The invigorating conversations of dinner time banter, “how was your day,” “what did you do today,” “what are your plans for tomorrow,” etc. are exhausted early on, and the feast concludes sooner than most. She brings her plate to the kitchen, several bites taken out of the small portion she had served herself, a portion whose size no one ever dared to mention. The remnants, a majority of what furnished her plate at the beginning of dinner, are swept into the trash as mom rinses dad’s dishes to place in the dishwasher. She slips her own plate in between mom and dad’s before tip-toeing away.
Reentering her room, she readjusts the curtains. The sun’s setting hues welcome a warmer, dimmer tone, more easily eradicated by closed curtains. She pulls her phone out to address the message left unanswered before dinner.
Hey! How was your day? It reads. His intent, beautiful. His heart, authentic. His emotions, pure.
It was great! Yours? And it was, in her own little world. In the world she found to swallow the pill of reality. To drown out the condemnation. Behind closed curtains, her world came to life. In blindness, she could be anything, create anything, ignore anything. The unbearable dinner times and painful-to-internalize conversations that welled up inside of her dissolved behind closed curtains. And in her world of blissful blindness instilled voluntarily, her day was great. In fact, her day had been amazing. So, as he types his response, she smiles, truly smiles, as the sun sets, and silence creeps, because now she knows she is safe in her room, in her world, her blindness will not be disturbed by angered yells or insufferable reminders. Mom’s hums will not float in the air now. Dad’s disengagement will no longer sting. The endless flow of concerns will fade. And now she can simply sit silently in her own little world that keeps her strong and unfazed as his words fill her phone.

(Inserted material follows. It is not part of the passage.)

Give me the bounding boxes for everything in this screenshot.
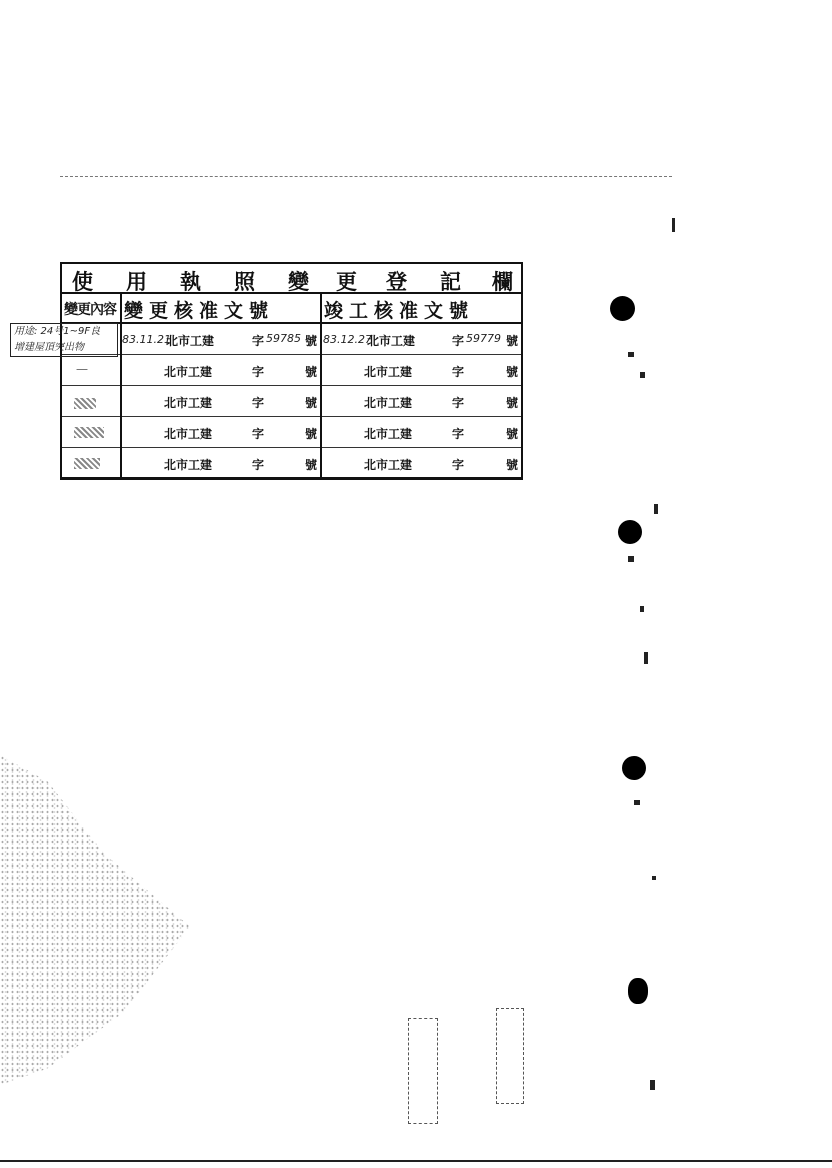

It was good! I’m glad yours was great! What did you do? And so she tells him, of what she did in her own little world that day. She didn’t lay in bed awaiting the awakening of her sphere of safety when it comes to life in vivid colors of the night. She went out with friends and embarked on adventures around the town she spent her days exploring. She didn’t shed a tear at hurtful words or overanalyzed contemplations of past days. She went on a hike through magically draping trees housing species of all kinds. She didn’t clench her fists at her powerlessness. She got a job promotion at the place where she had always dreamed of working. She didn’t fold clothes endlessly, over and over again to pass the time. She got a speeding ticket as she felt the wind blowing freely in her hair and music ringing out of her radio. She was not curled up against her bed on her carpeted floor anticipating her nightly conversation with the boy in the phone. She was chasing love in the pale blue moonlit evening.
Wow! That sounds amazing! And it was, just as every day was. Safely engineered in her own little world. Freedom, power, and adventure defining every moment. All the things reality couldn’t provide, came to life with fire and passion in her world. Perfectly preserved, tucked securely behind closed curtains. Safe and sound for eternity.